Это был радостный день для Дюма-сына. После смерти Дюма-отца газеты поспешили опустить слово «сын», но он сразу же запротестовал: «Это слово – неотъемлемая часть моего имени; это как бы вторая фамилия, дополняющая первую».
Александр Второй увидел, как между его особняком и домом, где жил Александр Первый, вырос памятник его отцу, окруженному любовью, восхищением, поклонением. Все ораторы в своих речах объединяли этих двух людей. Сын на какое-то мгновение позволил себе быть счастливым. В тот день он пожимал руки тем, с кем накануне не хотел здороваться. Вспомнили, что отец называл его «своим лучшим произведением» и что он, почти единственный среди сыновей великих художников, не только не был раздавлен своим именем, но еще приумножил его славу. Отныне каждый день, возвращаясь домой, он будет видеть это широкое доброе лицо и говорить статуе: «Здравствуй, папа!»
Вечером в Комеди Франсез артисты возложили венок на бюст Дюма-отца и сыграли его пьесу «Мадемуазель де Бель-Иль».
Единственной фальшивой нотой прозвучал голос Гайярде, соавтора «Нельской башни», – он возражал против того, чтобы название этой пьесы в числе других было высечено на пьедестале. Дюма ответил ему, что заранее разрешает использовать это название при сооружении памятника Гайярде.
В наши дни трудно даже представить себе, какое положение занимал Александр Дюма-сын в восьмидесятые годы в Париже. Всемогущий в театре, он царил также в Академии, где вел себя, как мушкетер. Когда Пастер выставил свою кандидатуру, Дюма написал Легуве: «Я не допущу, чтобы он пришел ко мне, – я сам приду благодарить его за то, что он пожелал быть среди нас…»
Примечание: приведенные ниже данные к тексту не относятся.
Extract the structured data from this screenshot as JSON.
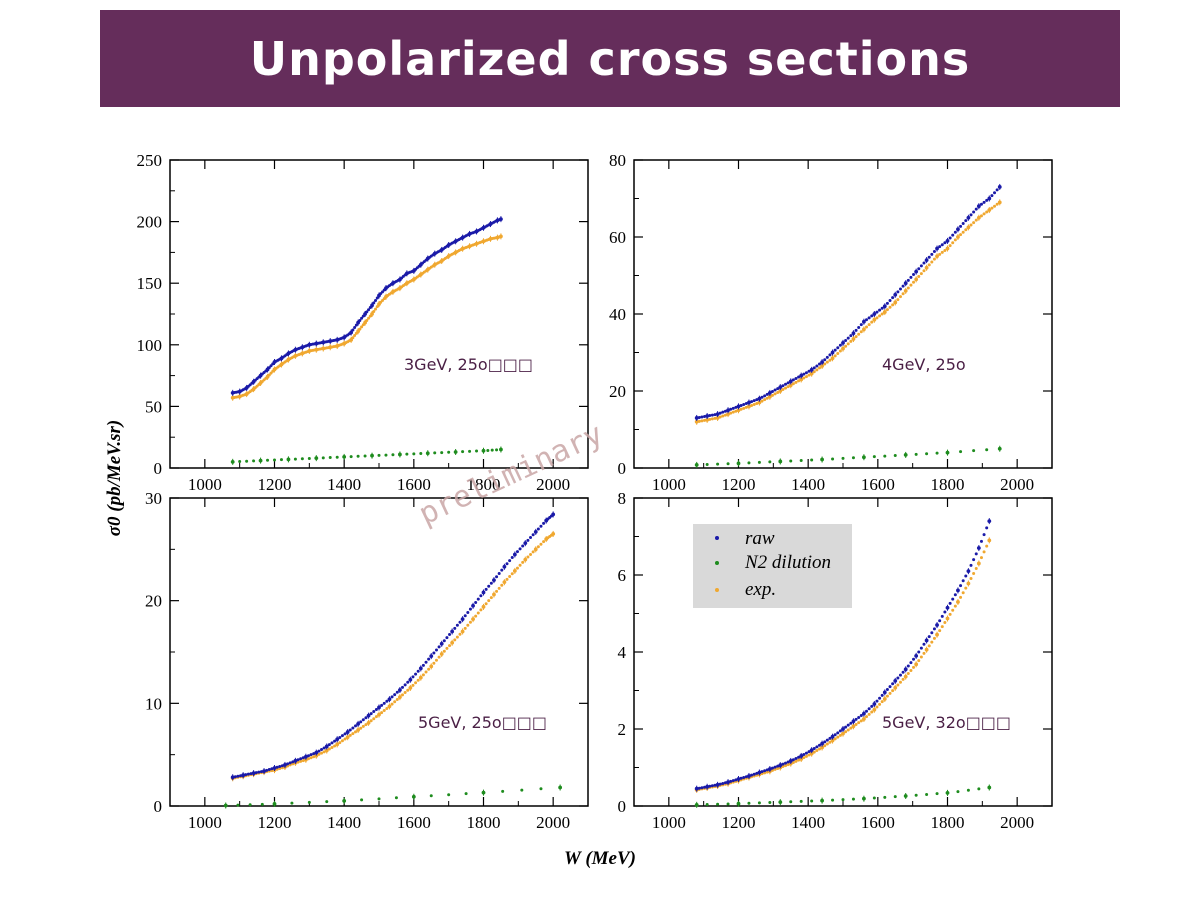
{
  "slide": {
    "title": "Unpolarized cross sections"
  },
  "watermark": "preliminary",
  "axes": {
    "xlabel": "W (MeV)",
    "ylabel": "σ0 (pb/MeV.sr)"
  },
  "legend": {
    "placement": "inside bottom-right panel, top-left",
    "entries": [
      {
        "label": "raw",
        "color": "#1a1aa8"
      },
      {
        "label": "N2 dilution",
        "color": "#1e8c1e"
      },
      {
        "label": "exp.",
        "color": "#f0a830"
      }
    ]
  },
  "colors": {
    "title_bg": "#652d5b",
    "raw": "#1a1aa8",
    "n2": "#1e8c1e",
    "exp": "#f0a830"
  },
  "chart_data": [
    {
      "type": "scatter",
      "label": "3GeV, 25o□□□",
      "xlim": [
        900,
        2100
      ],
      "ylim": [
        0,
        250
      ],
      "xticks": [
        1000,
        1200,
        1400,
        1600,
        1800,
        2000
      ],
      "yticks": [
        0,
        50,
        100,
        150,
        200,
        250
      ],
      "series": [
        {
          "name": "raw",
          "x": [
            1080,
            1100,
            1120,
            1140,
            1160,
            1180,
            1200,
            1220,
            1240,
            1260,
            1280,
            1300,
            1320,
            1340,
            1360,
            1380,
            1400,
            1420,
            1440,
            1460,
            1480,
            1500,
            1520,
            1540,
            1560,
            1580,
            1600,
            1620,
            1640,
            1660,
            1680,
            1700,
            1720,
            1740,
            1760,
            1780,
            1800,
            1820,
            1840,
            1850
          ],
          "y": [
            61,
            62,
            65,
            70,
            75,
            80,
            86,
            89,
            93,
            96,
            98,
            100,
            101,
            102,
            103,
            104,
            106,
            110,
            118,
            125,
            132,
            140,
            146,
            150,
            153,
            158,
            160,
            165,
            170,
            174,
            177,
            181,
            184,
            187,
            190,
            192,
            195,
            198,
            201,
            202
          ]
        },
        {
          "name": "N2 dilution",
          "x": [
            1080,
            1160,
            1240,
            1320,
            1400,
            1480,
            1560,
            1640,
            1720,
            1800,
            1850
          ],
          "y": [
            5,
            6,
            7,
            8,
            9,
            10,
            11,
            12,
            13,
            14,
            15
          ]
        },
        {
          "name": "exp.",
          "x": [
            1080,
            1100,
            1120,
            1140,
            1160,
            1180,
            1200,
            1220,
            1240,
            1260,
            1280,
            1300,
            1320,
            1340,
            1360,
            1380,
            1400,
            1420,
            1440,
            1460,
            1480,
            1500,
            1520,
            1540,
            1560,
            1580,
            1600,
            1620,
            1640,
            1660,
            1680,
            1700,
            1720,
            1740,
            1760,
            1780,
            1800,
            1820,
            1840,
            1850
          ],
          "y": [
            57,
            58,
            60,
            64,
            69,
            74,
            80,
            84,
            88,
            91,
            93,
            95,
            96,
            97,
            98,
            99,
            101,
            104,
            111,
            118,
            125,
            133,
            139,
            143,
            146,
            150,
            153,
            157,
            161,
            165,
            168,
            172,
            175,
            178,
            180,
            182,
            184,
            186,
            187,
            188
          ]
        }
      ]
    },
    {
      "type": "scatter",
      "label": "4GeV, 25o",
      "xlim": [
        900,
        2100
      ],
      "ylim": [
        0,
        80
      ],
      "xticks": [
        1000,
        1200,
        1400,
        1600,
        1800,
        2000
      ],
      "yticks": [
        0,
        20,
        40,
        60,
        80
      ],
      "series": [
        {
          "name": "raw",
          "x": [
            1080,
            1110,
            1140,
            1170,
            1200,
            1230,
            1260,
            1290,
            1320,
            1350,
            1380,
            1410,
            1440,
            1470,
            1500,
            1530,
            1560,
            1590,
            1620,
            1650,
            1680,
            1710,
            1740,
            1770,
            1800,
            1830,
            1860,
            1890,
            1920,
            1950
          ],
          "y": [
            13,
            13.5,
            14,
            15,
            16,
            17,
            18,
            19.5,
            21,
            22.5,
            24,
            25.5,
            27.5,
            30,
            32.5,
            35,
            38,
            40,
            42,
            45,
            48,
            51,
            54,
            57,
            59,
            62,
            65,
            68,
            70,
            73
          ]
        },
        {
          "name": "N2 dilution",
          "x": [
            1080,
            1200,
            1320,
            1440,
            1560,
            1680,
            1800,
            1950
          ],
          "y": [
            0.8,
            1.2,
            1.7,
            2.2,
            2.8,
            3.4,
            4.0,
            5.0
          ]
        },
        {
          "name": "exp.",
          "x": [
            1080,
            1110,
            1140,
            1170,
            1200,
            1230,
            1260,
            1290,
            1320,
            1350,
            1380,
            1410,
            1440,
            1470,
            1500,
            1530,
            1560,
            1590,
            1620,
            1650,
            1680,
            1710,
            1740,
            1770,
            1800,
            1830,
            1860,
            1890,
            1920,
            1950
          ],
          "y": [
            12,
            12.5,
            13,
            14,
            15,
            16,
            17,
            18.5,
            20,
            21.5,
            23,
            24.5,
            26.5,
            28.5,
            31,
            33.5,
            36,
            38.5,
            40.5,
            43,
            46,
            49,
            52,
            55,
            57,
            60,
            62.5,
            65,
            67,
            69
          ]
        }
      ]
    },
    {
      "type": "scatter",
      "label": "5GeV, 25o□□□",
      "xlim": [
        900,
        2100
      ],
      "ylim": [
        0,
        30
      ],
      "xticks": [
        1000,
        1200,
        1400,
        1600,
        1800,
        2000
      ],
      "yticks": [
        0,
        10,
        20,
        30
      ],
      "series": [
        {
          "name": "raw",
          "x": [
            1080,
            1110,
            1140,
            1170,
            1200,
            1230,
            1260,
            1290,
            1320,
            1350,
            1380,
            1410,
            1440,
            1470,
            1500,
            1530,
            1560,
            1590,
            1620,
            1650,
            1680,
            1710,
            1740,
            1770,
            1800,
            1830,
            1860,
            1890,
            1920,
            1950,
            1980,
            2000
          ],
          "y": [
            2.8,
            3.0,
            3.2,
            3.4,
            3.7,
            4.0,
            4.4,
            4.8,
            5.2,
            5.8,
            6.5,
            7.2,
            8.0,
            8.8,
            9.6,
            10.4,
            11.3,
            12.3,
            13.4,
            14.6,
            15.8,
            17.0,
            18.2,
            19.5,
            20.8,
            22.0,
            23.3,
            24.5,
            25.6,
            26.7,
            27.8,
            28.4
          ]
        },
        {
          "name": "N2 dilution",
          "x": [
            1060,
            1200,
            1400,
            1600,
            1800,
            2020
          ],
          "y": [
            0.05,
            0.2,
            0.5,
            0.9,
            1.3,
            1.8
          ]
        },
        {
          "name": "exp.",
          "x": [
            1080,
            1110,
            1140,
            1170,
            1200,
            1230,
            1260,
            1290,
            1320,
            1350,
            1380,
            1410,
            1440,
            1470,
            1500,
            1530,
            1560,
            1590,
            1620,
            1650,
            1680,
            1710,
            1740,
            1770,
            1800,
            1830,
            1860,
            1890,
            1920,
            1950,
            1980,
            2000
          ],
          "y": [
            2.7,
            2.9,
            3.1,
            3.3,
            3.5,
            3.8,
            4.2,
            4.5,
            4.9,
            5.4,
            6.0,
            6.7,
            7.4,
            8.1,
            8.9,
            9.7,
            10.6,
            11.5,
            12.5,
            13.6,
            14.8,
            15.9,
            17.0,
            18.2,
            19.4,
            20.6,
            21.8,
            22.9,
            24.0,
            25.0,
            26.0,
            26.5
          ]
        }
      ]
    },
    {
      "type": "scatter",
      "label": "5GeV, 32o□□□",
      "xlim": [
        900,
        2100
      ],
      "ylim": [
        0,
        8
      ],
      "xticks": [
        1000,
        1200,
        1400,
        1600,
        1800,
        2000
      ],
      "yticks": [
        0,
        2,
        4,
        6,
        8
      ],
      "series": [
        {
          "name": "raw",
          "x": [
            1080,
            1110,
            1140,
            1170,
            1200,
            1230,
            1260,
            1290,
            1320,
            1350,
            1380,
            1410,
            1440,
            1470,
            1500,
            1530,
            1560,
            1590,
            1620,
            1650,
            1680,
            1710,
            1740,
            1770,
            1800,
            1830,
            1860,
            1890,
            1920
          ],
          "y": [
            0.45,
            0.5,
            0.55,
            0.62,
            0.7,
            0.78,
            0.87,
            0.96,
            1.06,
            1.17,
            1.3,
            1.45,
            1.62,
            1.8,
            2.0,
            2.2,
            2.4,
            2.65,
            2.95,
            3.25,
            3.55,
            3.9,
            4.3,
            4.7,
            5.15,
            5.6,
            6.1,
            6.7,
            7.4
          ]
        },
        {
          "name": "N2 dilution",
          "x": [
            1080,
            1200,
            1320,
            1440,
            1560,
            1680,
            1800,
            1920
          ],
          "y": [
            0.03,
            0.06,
            0.1,
            0.14,
            0.19,
            0.26,
            0.34,
            0.48
          ]
        },
        {
          "name": "exp.",
          "x": [
            1080,
            1110,
            1140,
            1170,
            1200,
            1230,
            1260,
            1290,
            1320,
            1350,
            1380,
            1410,
            1440,
            1470,
            1500,
            1530,
            1560,
            1590,
            1620,
            1650,
            1680,
            1710,
            1740,
            1770,
            1800,
            1830,
            1860,
            1890,
            1920
          ],
          "y": [
            0.42,
            0.47,
            0.52,
            0.58,
            0.66,
            0.74,
            0.82,
            0.9,
            1.0,
            1.1,
            1.22,
            1.36,
            1.52,
            1.7,
            1.88,
            2.07,
            2.26,
            2.5,
            2.78,
            3.07,
            3.36,
            3.68,
            4.06,
            4.45,
            4.87,
            5.3,
            5.78,
            6.3,
            6.9
          ]
        }
      ]
    }
  ]
}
Луи Пастер – Дюма-сыну: «Сударь, не могу выразить, как я тронут Вашей поддержкой и той поистине благосклонной и непосредственной манерой, с какою Вы по своей доброте мне ее предложили. Ваше письмо к г-ну Легуве стало семейной реликвией. Его с радостным рвением переписывают для отсутствующих… Благодарю Вас, сударь, и с нетерпением жду того дня, когда. Бог даст, смогу с превеликой гордостью называть себя и подписываться „Ваш преданнейший собрат…“.